Republicans here were scratching their heads at the timing of her visit to the Iowa State Fair, a popular venue for presidential candidates. Why did she hit the first-in-the-nation caucus state now, other than to distort the playing field or suck the spotlight from declared candidates who are campaigning for Saturday's Iowa straw poll?


Palin said she's simply resuming her One Nation bus tour — and that she didn't think she was stealing any candidate's thunder. She's seriously considering entering the race, she said, and she thinks her followers deserve an answer soon.


"This is what I've told Todd over and over: I don't want to be seen as or perceived as stringing people along, asking supporters, 'Oh, don't jump in there on someone else's bandwagon.' That's not fair to them after another month or two goes by. They need to know who it is that they can jump behind."


Insiders in Iowa politics are skeptical that a White House bid by Palin is realistic.


Iowa GOP Chairman Matt Strawn, in an interview with NBC's Andrea Mitchell, said Palin will be back in Iowa over the Labor Day weekend to talk to a tea party group, "so maybe we'll get some more clues at that point." But, he added: "To be successful in Iowa, you need to be on the ground, giving regular Iowans a chance to look you in the eye and ask a tough question."


Asked how she'd run her campaign, Palin said it would be unconventional and grass-roots-based.


"I wouldn't be out there looking for hires out of that political bubble that seem to result in the same old ideas," she said.


While the announced GOP candidates work it like they mean it across the state, she has popped in only twice, in late June for the premiere of the documentary "The Undefeated" in Pella and on Friday.


During the June trip, she met with Iowa Republicans Becky Beach of Des Moines and Moe Sinclair of Melrose, who talked up the State Fair during a lunch date.


Palin arrived at the State Fair with Beach and Sinclair about 10:45 a.m., just as presidential candidate Tim Pawlenty was finishing up with his pork-chop-flipping photo op.
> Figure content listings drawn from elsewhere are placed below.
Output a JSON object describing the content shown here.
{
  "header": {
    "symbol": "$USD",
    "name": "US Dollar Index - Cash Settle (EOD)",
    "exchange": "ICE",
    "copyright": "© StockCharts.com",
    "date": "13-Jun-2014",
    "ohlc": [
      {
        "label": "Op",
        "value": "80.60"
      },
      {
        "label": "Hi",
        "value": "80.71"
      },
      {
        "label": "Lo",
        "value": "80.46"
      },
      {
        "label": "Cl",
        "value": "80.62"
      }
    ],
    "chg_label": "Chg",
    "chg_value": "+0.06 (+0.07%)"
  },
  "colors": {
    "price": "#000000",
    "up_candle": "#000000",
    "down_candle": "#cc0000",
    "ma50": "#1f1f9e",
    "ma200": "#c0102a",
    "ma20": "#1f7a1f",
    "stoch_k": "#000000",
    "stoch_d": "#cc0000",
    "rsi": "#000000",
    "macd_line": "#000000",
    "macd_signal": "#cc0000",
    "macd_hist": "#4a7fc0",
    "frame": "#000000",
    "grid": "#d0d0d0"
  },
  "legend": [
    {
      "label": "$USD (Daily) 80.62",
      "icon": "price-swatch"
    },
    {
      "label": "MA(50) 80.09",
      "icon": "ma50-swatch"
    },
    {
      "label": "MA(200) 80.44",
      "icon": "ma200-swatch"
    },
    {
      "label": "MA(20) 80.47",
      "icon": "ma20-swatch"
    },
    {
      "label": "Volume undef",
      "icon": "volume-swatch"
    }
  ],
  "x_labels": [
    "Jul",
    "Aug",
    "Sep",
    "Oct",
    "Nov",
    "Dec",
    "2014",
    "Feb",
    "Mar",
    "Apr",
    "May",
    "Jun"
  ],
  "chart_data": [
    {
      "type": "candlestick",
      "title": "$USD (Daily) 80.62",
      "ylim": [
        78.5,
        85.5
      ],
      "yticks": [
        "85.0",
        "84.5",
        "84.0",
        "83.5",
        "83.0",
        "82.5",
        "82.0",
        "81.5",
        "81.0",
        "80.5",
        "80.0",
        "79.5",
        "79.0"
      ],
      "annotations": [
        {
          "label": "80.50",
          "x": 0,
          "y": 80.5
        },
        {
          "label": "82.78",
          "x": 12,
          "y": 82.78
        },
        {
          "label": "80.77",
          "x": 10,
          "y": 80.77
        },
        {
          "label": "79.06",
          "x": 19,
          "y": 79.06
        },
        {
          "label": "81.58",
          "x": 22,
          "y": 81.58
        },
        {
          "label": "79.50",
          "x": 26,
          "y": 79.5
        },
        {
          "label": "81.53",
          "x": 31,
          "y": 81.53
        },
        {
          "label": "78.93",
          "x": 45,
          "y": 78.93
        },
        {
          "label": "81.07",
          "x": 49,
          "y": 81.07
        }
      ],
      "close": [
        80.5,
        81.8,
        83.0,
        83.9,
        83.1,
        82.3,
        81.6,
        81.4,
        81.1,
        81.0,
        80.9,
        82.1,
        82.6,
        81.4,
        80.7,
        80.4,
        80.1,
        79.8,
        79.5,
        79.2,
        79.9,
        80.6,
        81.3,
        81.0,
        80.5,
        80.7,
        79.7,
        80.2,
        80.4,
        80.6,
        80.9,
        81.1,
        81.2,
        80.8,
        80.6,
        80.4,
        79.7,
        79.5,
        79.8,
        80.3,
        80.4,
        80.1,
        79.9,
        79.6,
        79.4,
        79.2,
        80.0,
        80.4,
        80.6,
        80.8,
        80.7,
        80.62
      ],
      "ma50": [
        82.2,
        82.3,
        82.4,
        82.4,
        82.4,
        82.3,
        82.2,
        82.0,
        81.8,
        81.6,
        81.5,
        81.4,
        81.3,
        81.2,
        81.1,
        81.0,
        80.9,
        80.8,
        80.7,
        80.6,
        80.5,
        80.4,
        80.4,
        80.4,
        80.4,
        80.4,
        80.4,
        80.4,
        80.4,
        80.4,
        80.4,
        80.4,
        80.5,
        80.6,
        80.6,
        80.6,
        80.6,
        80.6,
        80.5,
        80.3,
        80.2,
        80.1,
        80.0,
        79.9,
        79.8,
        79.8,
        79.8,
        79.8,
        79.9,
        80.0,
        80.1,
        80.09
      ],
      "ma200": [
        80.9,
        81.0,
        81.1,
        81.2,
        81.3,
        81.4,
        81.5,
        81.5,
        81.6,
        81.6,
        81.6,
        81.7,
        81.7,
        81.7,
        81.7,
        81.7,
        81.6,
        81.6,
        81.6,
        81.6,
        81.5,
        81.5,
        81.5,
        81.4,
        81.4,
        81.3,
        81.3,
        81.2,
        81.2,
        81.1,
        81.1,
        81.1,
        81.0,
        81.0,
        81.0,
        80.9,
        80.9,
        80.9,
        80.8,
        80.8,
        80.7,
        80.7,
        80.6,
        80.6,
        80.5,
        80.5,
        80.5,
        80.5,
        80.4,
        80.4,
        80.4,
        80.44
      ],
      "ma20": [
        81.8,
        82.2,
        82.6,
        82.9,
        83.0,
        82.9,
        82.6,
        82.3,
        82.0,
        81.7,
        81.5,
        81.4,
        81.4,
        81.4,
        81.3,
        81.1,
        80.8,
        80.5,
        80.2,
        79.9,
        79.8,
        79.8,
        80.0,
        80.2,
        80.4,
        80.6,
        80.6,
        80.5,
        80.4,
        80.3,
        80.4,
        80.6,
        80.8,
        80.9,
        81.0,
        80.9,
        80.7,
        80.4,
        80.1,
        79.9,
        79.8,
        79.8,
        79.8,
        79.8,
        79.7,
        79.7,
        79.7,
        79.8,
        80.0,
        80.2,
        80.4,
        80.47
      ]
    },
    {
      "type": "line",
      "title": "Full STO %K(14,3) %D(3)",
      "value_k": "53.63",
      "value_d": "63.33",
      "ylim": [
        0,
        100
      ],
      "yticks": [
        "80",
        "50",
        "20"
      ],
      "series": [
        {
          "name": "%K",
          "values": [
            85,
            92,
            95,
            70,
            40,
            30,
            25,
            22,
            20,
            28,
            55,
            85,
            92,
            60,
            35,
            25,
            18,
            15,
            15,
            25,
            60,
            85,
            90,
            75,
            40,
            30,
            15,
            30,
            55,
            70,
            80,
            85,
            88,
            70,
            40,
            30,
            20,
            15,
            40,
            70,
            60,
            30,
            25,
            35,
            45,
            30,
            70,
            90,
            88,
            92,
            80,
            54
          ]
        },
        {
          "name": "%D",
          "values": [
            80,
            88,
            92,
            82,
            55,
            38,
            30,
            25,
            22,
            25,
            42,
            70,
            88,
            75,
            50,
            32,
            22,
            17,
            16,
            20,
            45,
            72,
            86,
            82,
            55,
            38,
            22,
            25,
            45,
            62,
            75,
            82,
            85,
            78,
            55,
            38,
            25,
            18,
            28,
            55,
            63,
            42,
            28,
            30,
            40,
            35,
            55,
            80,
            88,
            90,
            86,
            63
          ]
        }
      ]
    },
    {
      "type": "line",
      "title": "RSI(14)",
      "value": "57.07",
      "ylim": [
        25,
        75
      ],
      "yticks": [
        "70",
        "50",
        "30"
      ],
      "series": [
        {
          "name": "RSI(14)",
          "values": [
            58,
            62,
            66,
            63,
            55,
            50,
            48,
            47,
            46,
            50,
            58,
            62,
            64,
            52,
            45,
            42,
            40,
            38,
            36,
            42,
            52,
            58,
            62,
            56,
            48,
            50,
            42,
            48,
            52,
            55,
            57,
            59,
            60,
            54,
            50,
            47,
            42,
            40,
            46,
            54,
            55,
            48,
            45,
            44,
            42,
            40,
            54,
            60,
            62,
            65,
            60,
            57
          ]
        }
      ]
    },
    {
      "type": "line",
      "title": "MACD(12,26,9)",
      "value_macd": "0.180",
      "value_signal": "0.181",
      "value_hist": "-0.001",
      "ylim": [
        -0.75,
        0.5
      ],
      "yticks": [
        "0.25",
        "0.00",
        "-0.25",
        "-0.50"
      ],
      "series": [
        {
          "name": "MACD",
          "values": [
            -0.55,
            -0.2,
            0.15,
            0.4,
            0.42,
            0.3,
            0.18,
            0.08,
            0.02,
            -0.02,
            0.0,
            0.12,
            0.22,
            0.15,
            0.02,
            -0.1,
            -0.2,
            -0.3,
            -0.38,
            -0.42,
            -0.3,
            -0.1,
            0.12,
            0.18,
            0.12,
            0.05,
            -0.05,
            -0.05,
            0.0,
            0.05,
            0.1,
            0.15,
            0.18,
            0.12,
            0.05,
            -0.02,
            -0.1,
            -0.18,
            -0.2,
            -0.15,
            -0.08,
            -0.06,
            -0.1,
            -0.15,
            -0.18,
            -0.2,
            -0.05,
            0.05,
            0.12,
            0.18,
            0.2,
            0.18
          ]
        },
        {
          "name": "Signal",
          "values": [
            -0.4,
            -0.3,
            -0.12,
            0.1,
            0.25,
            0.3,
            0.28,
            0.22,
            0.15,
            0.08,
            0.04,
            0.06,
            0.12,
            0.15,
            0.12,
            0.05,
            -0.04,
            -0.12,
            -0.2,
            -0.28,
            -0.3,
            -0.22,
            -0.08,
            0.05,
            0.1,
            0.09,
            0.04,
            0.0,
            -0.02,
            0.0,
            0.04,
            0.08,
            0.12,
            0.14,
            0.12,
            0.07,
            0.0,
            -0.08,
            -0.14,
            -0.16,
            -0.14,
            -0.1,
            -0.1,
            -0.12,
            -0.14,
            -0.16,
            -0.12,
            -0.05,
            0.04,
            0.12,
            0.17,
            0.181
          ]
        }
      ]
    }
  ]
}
After coming in Gate 7, a back-door entrance used by fair participants bringing in calves and horses, Palin headed straight for the Cattle Barn.


Beaming, she chatted with camera-armed fairgoers as aides and security watched over her, including an off-duty Des Moines police officer in a Hawaiian shirt.


Palin told reporters she's not trying to snub Iowans.


"I do understand the passion Iowa has for this early process. I love it," she said. "It's part of the political heritage of America and I respect it."


But she said it was too early to enter the race, and added: "Hopefully, if I were to jump in there, my ideas would have an appeal not to just Iowa and New Hampshire and South Carolina but every other state, too."


Palin said she was in Iowa for just a day.


"I don't want to step on anybody's toes so I won't be in the state tomorrow," she said, referring to today's straw poll.


But next month "has to be kind of a drop-dead timeline" for deciding whether or not she will make a bid for the White House herself, she said.


At one point, her husband, Todd, told the horde of reporters: "You guys are killing me. I'm starving."


But it was Palin who chose to linger. She praised former U.S. House Speaker Newt Gingrich for calling out the press for focusing on the minutiae of the race, rather than issues, but cheerfully answered questions until the reporters tailing her had nothing left to ask.


Palin, after telling supporters in an email Wednesday that she wanted to try fried butter on a stick, ate a corn dog for lunch.


Palin also appeared on "The Sean Hannity Show," a conservative program on Fox News, at 8 p.m. live from the fair.


She threw a miniature football to the crowd soon after taking the stage, gaining loud cheers. Hundreds of people surrounded the stage, set up in a street near the Agriculture Building.


On the program, Palin praised Newt Gingrich for calling out moderators of the Fox News/Iowa GOP presidential debate Thursday for so-called "gotcha" questions.